La batalla. Un cuento de coaching.

foto
La nieve caía con paracaídas. Lenta, suavemente, deteniendo el tiempo, escondiendo en blanco cualquier sonido. Si ponía atención podía escuchar cada copo posarse sobre sus hermanos, encajando su propia autenticidad en la montaña de diferencias. Sentada, con las piernas recogidas y cruzadas, mantenía la respiración para no perturbar el espectáculo. Los copos aterrizaban en su ropa, y jugaba a adivinar sus formas antes de fundirse en humedad. Algunos copos eran grandes como monedas de cobre, pero eran los más inestables de todos, los primeros en desaparecer.

La nieve comenzaba a cubrirla, pero ella no se sentía ningún frío. Permanecía inmóvil, con el abrigo abrochado hasta el último botón. Se agarraba a la idea de que cuando nevaba no hacía demasiado frío, de que no debía ser tan baja la temperatura. Las pocas veces que respiraba el vaho se presentaba ante sus ojos, desapareciendo rápidamente, tanto que dudaba si había sido verdad. Trató de espaciar aún más sus respiraciones, pues perturbaba el puzzle de nieve que caía sobre ella. No quería grietas en la nieve en sus rodillas, solo quería perfección blanca, un manto helado, inmaculado. Consiguió reducir la frecuencia de sus inhalaciones, y poco a poco también la profundidad. Notó también como sus pulsaciones bajaban, acompañando a sus respiraciones. Se sentía calmada, casi en comunión con la naturaleza, con aquella nevada.

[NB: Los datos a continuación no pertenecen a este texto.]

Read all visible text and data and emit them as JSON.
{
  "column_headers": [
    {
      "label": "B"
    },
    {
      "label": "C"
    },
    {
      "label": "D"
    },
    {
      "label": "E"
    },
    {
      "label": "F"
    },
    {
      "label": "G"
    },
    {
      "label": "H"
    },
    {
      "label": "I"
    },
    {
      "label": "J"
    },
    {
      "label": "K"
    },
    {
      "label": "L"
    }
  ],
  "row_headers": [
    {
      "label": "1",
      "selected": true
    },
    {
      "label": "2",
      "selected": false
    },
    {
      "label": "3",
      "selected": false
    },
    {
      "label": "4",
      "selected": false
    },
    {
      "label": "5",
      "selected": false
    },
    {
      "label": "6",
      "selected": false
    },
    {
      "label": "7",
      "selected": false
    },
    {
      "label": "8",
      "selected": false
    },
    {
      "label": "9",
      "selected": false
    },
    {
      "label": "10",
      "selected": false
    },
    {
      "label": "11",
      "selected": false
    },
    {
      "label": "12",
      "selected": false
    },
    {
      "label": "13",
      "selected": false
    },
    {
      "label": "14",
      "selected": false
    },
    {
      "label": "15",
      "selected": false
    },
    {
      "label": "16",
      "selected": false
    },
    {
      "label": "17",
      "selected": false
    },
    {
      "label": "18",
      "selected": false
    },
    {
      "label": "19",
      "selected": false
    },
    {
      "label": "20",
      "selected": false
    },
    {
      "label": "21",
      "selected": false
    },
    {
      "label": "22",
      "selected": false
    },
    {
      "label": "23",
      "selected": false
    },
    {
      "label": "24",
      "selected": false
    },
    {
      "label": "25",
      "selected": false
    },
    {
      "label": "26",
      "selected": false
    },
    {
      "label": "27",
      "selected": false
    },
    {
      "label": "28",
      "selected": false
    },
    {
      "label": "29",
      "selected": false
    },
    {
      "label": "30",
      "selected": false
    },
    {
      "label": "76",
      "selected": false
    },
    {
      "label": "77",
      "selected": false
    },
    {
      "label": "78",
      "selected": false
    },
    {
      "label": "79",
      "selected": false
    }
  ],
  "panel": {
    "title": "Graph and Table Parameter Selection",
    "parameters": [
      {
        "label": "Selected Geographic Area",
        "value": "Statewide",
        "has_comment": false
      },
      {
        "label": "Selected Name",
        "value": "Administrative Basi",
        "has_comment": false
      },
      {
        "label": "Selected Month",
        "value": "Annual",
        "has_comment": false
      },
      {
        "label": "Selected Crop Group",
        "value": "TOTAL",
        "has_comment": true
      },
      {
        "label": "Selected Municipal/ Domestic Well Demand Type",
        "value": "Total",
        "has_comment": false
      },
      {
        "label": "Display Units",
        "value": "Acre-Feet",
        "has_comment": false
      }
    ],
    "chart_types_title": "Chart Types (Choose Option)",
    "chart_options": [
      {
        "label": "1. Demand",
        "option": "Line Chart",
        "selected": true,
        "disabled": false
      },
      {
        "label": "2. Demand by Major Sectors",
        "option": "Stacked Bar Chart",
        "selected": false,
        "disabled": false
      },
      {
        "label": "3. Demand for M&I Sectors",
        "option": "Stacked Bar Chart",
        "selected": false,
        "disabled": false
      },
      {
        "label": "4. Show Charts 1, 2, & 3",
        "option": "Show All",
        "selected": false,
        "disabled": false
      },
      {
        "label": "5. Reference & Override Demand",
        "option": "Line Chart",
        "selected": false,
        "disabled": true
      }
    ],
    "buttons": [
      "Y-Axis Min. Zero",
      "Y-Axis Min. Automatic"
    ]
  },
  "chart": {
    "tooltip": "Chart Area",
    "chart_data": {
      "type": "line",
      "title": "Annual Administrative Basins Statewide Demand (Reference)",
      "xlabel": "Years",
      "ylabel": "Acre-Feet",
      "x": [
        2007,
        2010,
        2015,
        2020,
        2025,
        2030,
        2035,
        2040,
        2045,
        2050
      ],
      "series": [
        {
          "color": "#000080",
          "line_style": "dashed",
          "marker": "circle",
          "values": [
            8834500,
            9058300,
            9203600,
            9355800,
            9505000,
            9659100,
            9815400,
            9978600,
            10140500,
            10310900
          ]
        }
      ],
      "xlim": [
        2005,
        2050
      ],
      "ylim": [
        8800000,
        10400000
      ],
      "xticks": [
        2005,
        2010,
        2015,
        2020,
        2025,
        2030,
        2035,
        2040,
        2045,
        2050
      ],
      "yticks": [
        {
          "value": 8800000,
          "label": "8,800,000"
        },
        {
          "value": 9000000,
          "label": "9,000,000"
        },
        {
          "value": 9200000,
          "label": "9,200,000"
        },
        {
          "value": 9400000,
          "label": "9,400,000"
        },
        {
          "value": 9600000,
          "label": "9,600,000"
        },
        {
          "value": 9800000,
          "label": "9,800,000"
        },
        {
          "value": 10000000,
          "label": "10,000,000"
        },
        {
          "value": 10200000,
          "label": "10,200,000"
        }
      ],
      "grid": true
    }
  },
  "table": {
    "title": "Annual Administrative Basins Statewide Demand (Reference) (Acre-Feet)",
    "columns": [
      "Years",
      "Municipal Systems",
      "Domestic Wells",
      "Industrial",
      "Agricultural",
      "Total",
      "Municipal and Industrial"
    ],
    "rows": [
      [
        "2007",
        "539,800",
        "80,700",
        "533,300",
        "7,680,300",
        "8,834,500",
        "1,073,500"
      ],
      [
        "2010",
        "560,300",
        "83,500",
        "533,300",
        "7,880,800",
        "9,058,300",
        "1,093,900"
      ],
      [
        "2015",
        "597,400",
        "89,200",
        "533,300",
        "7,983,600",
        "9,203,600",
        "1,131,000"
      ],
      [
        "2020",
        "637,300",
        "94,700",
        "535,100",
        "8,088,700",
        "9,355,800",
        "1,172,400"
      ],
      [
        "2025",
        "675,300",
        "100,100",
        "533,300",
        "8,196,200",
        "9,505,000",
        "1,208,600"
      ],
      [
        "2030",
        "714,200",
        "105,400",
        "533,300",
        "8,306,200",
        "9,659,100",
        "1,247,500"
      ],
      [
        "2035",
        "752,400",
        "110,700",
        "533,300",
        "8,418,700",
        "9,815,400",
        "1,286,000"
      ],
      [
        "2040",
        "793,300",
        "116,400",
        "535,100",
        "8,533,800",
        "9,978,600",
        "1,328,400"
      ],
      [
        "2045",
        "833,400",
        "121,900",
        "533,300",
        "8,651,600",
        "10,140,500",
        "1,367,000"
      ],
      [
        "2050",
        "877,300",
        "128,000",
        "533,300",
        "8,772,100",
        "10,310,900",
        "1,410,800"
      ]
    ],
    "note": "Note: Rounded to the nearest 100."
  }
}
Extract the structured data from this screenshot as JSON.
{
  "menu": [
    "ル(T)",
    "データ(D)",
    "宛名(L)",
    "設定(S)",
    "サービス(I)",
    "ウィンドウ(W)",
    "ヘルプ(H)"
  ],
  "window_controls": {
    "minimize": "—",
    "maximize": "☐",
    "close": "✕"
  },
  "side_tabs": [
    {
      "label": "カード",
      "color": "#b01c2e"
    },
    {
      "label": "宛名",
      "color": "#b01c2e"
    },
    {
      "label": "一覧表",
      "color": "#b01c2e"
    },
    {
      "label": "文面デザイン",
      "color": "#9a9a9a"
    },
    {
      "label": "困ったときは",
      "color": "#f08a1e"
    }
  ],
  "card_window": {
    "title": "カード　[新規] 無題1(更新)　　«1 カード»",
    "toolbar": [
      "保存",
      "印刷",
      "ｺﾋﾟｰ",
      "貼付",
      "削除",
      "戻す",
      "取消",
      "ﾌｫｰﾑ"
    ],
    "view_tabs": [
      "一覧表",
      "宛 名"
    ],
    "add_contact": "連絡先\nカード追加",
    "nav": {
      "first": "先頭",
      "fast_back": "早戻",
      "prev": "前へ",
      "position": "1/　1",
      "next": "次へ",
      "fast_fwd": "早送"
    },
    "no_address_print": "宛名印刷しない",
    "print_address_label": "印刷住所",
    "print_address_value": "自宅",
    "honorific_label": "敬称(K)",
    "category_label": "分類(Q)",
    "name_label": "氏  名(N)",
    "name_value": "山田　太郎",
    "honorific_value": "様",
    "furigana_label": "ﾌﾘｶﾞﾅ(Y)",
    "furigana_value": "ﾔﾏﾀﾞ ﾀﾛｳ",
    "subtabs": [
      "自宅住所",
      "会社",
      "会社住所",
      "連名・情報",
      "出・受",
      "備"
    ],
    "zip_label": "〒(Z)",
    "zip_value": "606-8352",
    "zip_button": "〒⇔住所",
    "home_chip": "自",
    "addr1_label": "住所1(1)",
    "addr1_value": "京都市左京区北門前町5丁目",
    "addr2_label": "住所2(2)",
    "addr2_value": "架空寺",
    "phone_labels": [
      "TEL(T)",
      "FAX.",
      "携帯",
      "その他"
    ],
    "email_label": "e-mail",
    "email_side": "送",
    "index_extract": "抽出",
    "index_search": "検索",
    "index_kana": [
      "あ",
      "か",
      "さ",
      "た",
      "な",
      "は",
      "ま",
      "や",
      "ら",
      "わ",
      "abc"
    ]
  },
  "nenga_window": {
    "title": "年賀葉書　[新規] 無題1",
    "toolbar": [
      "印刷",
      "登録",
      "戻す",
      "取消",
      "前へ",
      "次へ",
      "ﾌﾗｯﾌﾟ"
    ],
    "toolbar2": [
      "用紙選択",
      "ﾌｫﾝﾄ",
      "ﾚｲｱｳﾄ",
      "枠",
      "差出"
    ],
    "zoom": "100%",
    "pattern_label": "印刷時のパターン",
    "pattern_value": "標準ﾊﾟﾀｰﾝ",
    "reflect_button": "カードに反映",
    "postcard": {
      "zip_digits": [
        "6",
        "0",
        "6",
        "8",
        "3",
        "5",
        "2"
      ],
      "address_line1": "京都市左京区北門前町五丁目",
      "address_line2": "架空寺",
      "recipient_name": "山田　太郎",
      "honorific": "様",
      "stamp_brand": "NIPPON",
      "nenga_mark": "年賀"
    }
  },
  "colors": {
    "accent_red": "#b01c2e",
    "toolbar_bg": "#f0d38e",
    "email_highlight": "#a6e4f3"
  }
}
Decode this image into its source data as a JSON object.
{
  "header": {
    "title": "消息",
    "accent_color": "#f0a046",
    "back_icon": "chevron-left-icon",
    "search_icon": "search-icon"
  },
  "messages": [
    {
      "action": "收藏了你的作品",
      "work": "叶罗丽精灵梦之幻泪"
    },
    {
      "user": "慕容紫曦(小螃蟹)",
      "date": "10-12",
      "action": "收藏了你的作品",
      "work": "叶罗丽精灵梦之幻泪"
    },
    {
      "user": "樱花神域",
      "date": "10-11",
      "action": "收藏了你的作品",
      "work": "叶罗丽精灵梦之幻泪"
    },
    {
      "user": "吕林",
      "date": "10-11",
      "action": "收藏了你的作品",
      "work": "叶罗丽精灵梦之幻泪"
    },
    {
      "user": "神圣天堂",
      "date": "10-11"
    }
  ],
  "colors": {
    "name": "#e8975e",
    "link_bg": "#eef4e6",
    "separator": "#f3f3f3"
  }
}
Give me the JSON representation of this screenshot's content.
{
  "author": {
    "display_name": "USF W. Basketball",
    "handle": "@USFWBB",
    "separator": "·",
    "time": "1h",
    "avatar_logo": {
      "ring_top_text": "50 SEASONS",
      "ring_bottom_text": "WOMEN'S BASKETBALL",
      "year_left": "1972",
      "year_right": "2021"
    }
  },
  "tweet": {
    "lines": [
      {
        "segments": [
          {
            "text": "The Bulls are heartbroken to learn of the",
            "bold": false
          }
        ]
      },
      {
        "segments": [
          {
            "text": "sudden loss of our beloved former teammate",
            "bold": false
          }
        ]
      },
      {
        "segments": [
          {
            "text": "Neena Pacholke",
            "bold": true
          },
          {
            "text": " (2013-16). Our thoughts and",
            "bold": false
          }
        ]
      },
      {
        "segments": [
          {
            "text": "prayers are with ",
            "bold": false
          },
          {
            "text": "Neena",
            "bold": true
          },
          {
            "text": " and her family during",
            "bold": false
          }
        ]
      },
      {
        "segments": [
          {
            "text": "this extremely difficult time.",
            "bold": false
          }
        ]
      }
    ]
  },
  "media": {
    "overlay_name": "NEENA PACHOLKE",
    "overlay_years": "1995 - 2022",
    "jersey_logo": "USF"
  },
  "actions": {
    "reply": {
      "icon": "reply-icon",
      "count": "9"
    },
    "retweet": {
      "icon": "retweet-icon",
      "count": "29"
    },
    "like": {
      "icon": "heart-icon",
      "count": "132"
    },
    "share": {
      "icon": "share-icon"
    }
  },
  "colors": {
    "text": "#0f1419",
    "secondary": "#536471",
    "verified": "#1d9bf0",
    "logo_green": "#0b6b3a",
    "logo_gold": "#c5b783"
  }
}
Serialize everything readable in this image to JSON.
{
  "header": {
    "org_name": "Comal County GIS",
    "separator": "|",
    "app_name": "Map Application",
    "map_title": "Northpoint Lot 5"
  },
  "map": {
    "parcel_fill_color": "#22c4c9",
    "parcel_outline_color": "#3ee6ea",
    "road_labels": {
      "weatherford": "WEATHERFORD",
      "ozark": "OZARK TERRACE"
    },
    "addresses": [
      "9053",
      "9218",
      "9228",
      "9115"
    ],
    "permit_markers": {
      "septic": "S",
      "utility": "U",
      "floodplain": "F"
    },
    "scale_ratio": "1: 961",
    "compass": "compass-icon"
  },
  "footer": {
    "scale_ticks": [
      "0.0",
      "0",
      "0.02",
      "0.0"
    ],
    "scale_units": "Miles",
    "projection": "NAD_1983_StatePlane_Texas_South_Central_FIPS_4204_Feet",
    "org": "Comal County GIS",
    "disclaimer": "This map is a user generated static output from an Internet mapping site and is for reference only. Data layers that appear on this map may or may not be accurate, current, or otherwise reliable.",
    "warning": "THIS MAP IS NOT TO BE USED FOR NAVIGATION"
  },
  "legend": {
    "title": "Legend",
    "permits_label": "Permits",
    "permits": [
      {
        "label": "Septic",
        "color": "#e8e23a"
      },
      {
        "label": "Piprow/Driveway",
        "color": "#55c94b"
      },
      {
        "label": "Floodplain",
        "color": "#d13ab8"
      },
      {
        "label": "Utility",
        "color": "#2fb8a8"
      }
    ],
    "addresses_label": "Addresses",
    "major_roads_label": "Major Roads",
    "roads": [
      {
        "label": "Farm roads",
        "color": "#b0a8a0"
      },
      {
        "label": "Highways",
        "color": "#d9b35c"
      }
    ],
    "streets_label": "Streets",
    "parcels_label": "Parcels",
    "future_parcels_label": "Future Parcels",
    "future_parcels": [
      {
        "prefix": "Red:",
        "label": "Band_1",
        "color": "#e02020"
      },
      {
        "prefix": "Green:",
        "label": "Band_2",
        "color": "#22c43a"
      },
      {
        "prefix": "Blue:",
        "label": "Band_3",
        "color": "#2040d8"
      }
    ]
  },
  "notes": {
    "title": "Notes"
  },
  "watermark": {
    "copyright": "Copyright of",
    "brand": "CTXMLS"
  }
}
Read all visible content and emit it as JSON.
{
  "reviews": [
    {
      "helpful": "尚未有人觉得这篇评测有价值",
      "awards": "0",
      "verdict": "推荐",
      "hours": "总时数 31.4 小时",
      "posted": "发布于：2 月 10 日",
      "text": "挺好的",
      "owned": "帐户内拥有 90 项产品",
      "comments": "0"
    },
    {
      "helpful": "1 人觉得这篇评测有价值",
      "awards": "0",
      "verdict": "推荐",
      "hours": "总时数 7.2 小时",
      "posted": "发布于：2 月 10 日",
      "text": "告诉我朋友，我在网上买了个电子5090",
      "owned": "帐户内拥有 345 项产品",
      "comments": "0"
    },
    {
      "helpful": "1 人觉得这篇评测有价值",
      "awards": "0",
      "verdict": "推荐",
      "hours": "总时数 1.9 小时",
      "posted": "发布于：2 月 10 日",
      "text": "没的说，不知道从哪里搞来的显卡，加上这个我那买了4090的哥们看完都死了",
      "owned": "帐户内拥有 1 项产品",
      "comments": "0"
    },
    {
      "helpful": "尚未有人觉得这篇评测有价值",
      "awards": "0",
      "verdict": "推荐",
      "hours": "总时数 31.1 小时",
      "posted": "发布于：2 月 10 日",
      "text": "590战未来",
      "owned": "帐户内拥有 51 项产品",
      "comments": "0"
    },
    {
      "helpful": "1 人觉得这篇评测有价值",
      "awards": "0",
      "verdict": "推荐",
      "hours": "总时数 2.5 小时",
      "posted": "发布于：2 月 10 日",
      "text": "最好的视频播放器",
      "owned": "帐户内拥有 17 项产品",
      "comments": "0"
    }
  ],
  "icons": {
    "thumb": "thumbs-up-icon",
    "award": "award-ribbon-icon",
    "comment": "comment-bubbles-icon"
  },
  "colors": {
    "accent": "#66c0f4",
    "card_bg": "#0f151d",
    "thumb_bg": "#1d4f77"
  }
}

A su alrededor la nieve había vencido la batalla. Ningún color había sobrevivido a aquella invasión. Se imaginó a si misma desde el otro lado del río, quizás solo el negro mechón rebelde que había resbalado de su oreja podría destacar de aquella foto. Pensó que bajo su cuerpo aún sobreviviría el verde sobre el que estaba sentada antes de que la nieve empezara a caer. J

Nada le importaba al Dios del tiempo, y dejó caer copos aún más grandes, que ella admiraba bajo su capucha. Sus piernas ya casi estaban completamente cubiertas por una montaña de nieve, y seguían cayendo copos que tejían una maraña, entrelazando sus brazos, fortaleciendo la red, creando una montaña de telarañas. Ella sentía el calor de la tierra bajo sus caderas, pero extrañamente la fuerza que emanaba del planeta había perdido mucha intensidad. Quizás la nieve había conseguido congelar la zona? No, aquello hubiera sido demasiado. La nevada estaba siendo intensa, muy intensa, pero acabar con el calor de la tierra eran palabras mayores.

Levantó la vista. Nada. Nada. Una cortina blanca impedía ver más allá de tres metros. Y lo único que podía ver eran copos jugando con la fuerza de la gravedad. Trató de estirar la espalda, consciente de que estaba encogida, pero al intentarlo, algo le impidió hacerlo. Solo pudo estirar la mitad de lo que hubiera sido un esfuerzo normal. El peso de la nieve, la maraña de copos le impedían estirarse por completo.

Hasta el momento no había sido consciente del tiempo que llevaba allí sentada, pero comenzó a asustarse. Esperaba poder encontrar el camino de vuelta a casa en mitad de aquel desierto blanco. El peso de la nieve en su espalda, que le había impedido estirarse, había despertado su mecanismo de defensa, y decidió que había llegado el momento de volver a casa. Intentó incorporarse sin apoyar las manos en el suelo, pero fue incapaz de incorporarse solo con las fuerzas de sus piernas. La nieve había tejido una red que le dificultaba la salida. Tras probarlo de nuevo, sin éxito, intentó descruzar sus brazos para apoyarse para levantarse. Le fue imposible. Ni siquiera pudo cambiar su posición. Tenía la espalda encorvada, y el peso de la nieve, cada vez mayor, le hacía inclinarse aún más hacia delante. Estaba atrapada.

Su respiración comenzó a agitarse, las pulsaciones aumentaron. La sorpresa inicial había pasado a asustarla, y ahora ya solo tenía miedo. Intentó gritar, pero sabía que aquella nevada no permitiría que el sonido llegara a nadie. Concentró todas sus fuerzas en la espalda, en tratar de incorporarse, pero todo fue en vano. Incluso tras sacar todo el aire que tenía en sus pulmones tras el esfuerzo, fue incapaz, al inhalar, de volver a recuperar el espacio perdido. Volver a intentarlo sería peor.

Y la nieve seguía cayendo. Lenta, pausada, suavemente. Y ella seguía atrapada, con la cara ya casi enterrada en la nieve que se acumulaba sobre sus piernas, sus rodillas. Sentía el frío que de ella emanaba, soplaba para tratar de fundirla, pero sus lágrimas se congelaban al tocar la nieve, recuperando lo que pudo haber ganado. La espalda sufría el peso de la acumulación de la montaña blanca, que seguía creciendo. La nieve seguía cayendo.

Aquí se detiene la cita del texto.